第三,社会危害性基于对他人产生的直接危害结果当做基础评价标准。刑法层面的社会危害性,关注重点为负价值评价的目标存在怎样的问题,通过各不相同的评价目标为主要基准,会致使在相应刑法问题中呈现出各不相同的最终结论。本文基于自由主义刑法理念,强调对个人的刑法保护,因此通过相应的标准原则,对社会危害性概念做出界定,避免国家权利对个人自由产生相应的侵犯。所以,社会危害性评价标准原则仅局限在行为对他人产生的直接危害结果。可分解为如下:首先,刑法层面的社会危害性对他们产生的直接危害。这也表示,不以不具备刑法层面的社会危害性,原则上不可当作犯罪进行处罚,前文已有论述。其次,社会危害性评价,需基于评价行为产生的危害结果当作标准原则,对行为与行为的反伦理性评价,则需视作例外。危害结果涵盖实害以及危险,物质性危以及精神性危害结果。刑法层面危害结果基于实际、物质危害结果当作评价目标。所以,刑法切不可仅以行为违背伦理或是行为人存在主观恶性当作基础,以此运用刑罚。此外,精神性危害,无法做出精准把握,交易导致刑罚权出现扩张问题,刑法需重点基于物质性危害结果当作具体标準原则,对未遂犯、侵害精神利益与危险犯等犯罪,则属于刑法层面存在相应的例外。
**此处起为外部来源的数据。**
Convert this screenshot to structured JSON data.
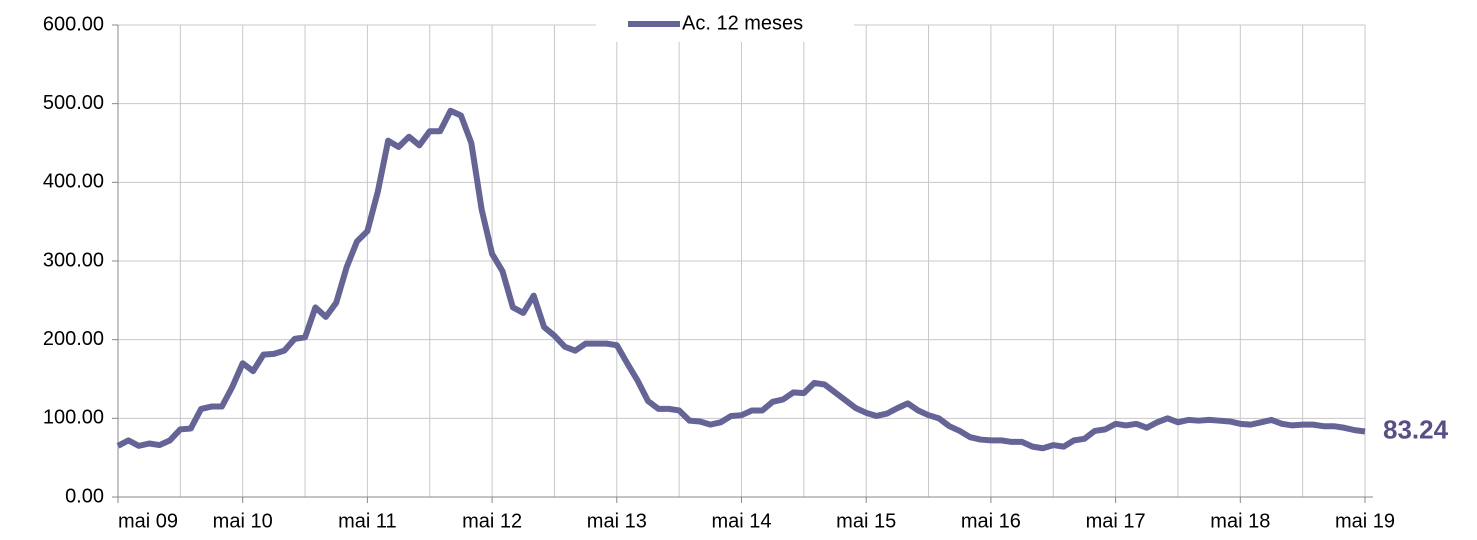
{
  "chart_data": {
    "type": "line",
    "categories": [
      "mai 09",
      null,
      null,
      null,
      null,
      null,
      null,
      null,
      null,
      null,
      null,
      null,
      "mai 10",
      null,
      null,
      null,
      null,
      null,
      null,
      null,
      null,
      null,
      null,
      null,
      "mai 11",
      null,
      null,
      null,
      null,
      null,
      null,
      null,
      null,
      null,
      null,
      null,
      "mai 12",
      null,
      null,
      null,
      null,
      null,
      null,
      null,
      null,
      null,
      null,
      null,
      "mai 13",
      null,
      null,
      null,
      null,
      null,
      null,
      null,
      null,
      null,
      null,
      null,
      "mai 14",
      null,
      null,
      null,
      null,
      null,
      null,
      null,
      null,
      null,
      null,
      null,
      "mai 15",
      null,
      null,
      null,
      null,
      null,
      null,
      null,
      null,
      null,
      null,
      null,
      "mai 16",
      null,
      null,
      null,
      null,
      null,
      null,
      null,
      null,
      null,
      null,
      null,
      "mai 17",
      null,
      null,
      null,
      null,
      null,
      null,
      null,
      null,
      null,
      null,
      null,
      "mai 18",
      null,
      null,
      null,
      null,
      null,
      null,
      null,
      null,
      null,
      null,
      null,
      "mai 19"
    ],
    "series": [
      {
        "name": "Ac. 12 meses",
        "color": "#646496",
        "values": [
          65,
          72,
          65,
          68,
          66,
          72,
          86,
          87,
          112,
          115,
          115,
          140,
          170,
          160,
          181,
          182,
          186,
          201,
          203,
          241,
          229,
          247,
          292,
          325,
          338,
          388,
          453,
          445,
          458,
          447,
          465,
          465,
          491,
          485,
          450,
          365,
          309,
          287,
          241,
          234,
          256,
          216,
          205,
          191,
          186,
          195,
          195,
          195,
          193,
          170,
          148,
          122,
          112,
          112,
          110,
          97,
          96,
          92,
          95,
          103,
          104,
          110,
          110,
          121,
          124,
          133,
          132,
          145,
          143,
          133,
          123,
          113,
          107,
          103,
          106,
          113,
          119,
          110,
          104,
          100,
          90,
          84,
          76,
          73,
          72,
          72,
          70,
          70,
          64,
          62,
          66,
          64,
          72,
          74,
          84,
          86,
          93,
          91,
          93,
          88,
          95,
          100,
          95,
          98,
          97,
          98,
          97,
          96,
          93,
          92,
          95,
          98,
          93,
          91,
          92,
          92,
          90,
          90,
          88,
          85,
          83.24
        ]
      }
    ],
    "ylim": [
      0,
      600
    ],
    "yticks": [
      {
        "value": 0,
        "label": "0.00"
      },
      {
        "value": 100,
        "label": "100.00"
      },
      {
        "value": 200,
        "label": "200.00"
      },
      {
        "value": 300,
        "label": "300.00"
      },
      {
        "value": 400,
        "label": "400.00"
      },
      {
        "value": 500,
        "label": "500.00"
      },
      {
        "value": 600,
        "label": "600.00"
      }
    ],
    "grid": true,
    "legend": "top"
  }
}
第四,刑法层面的社会危害性,务必是量达到严重程度方可定义为社会危害性。《刑法》第13条但书做出明确具体规定,被认为是对量的具体标准规定。我国《刑法》第13条但书与分则个罪定量因素的具体标准规定,基于总体为入罪设定相应具体量的标准,所以我国刑法理论较为健全完善。如此,我国刑法层面的社会危害性兼具质、量的具体内容,仅仅存在危害不过并没有达到刑法标准规定的具体范围情况下,行为并不具备刑法层面的社会危害性,所以不将其当作犯罪。三、结论
综上所述,犯罪的社会危害性范围与内容并非没有边界,是通过刑法做出具体规定,存在相对的确定性。基于刑法,对社会危害性概念做出相应的界定,对刑法具有十分重要的影响。同时,对社会危害性的具体量度,要求立法者对刑法做出相对明确的标准规定,更加要求学者以及司法人员根据个案情况做出全面综合的判定。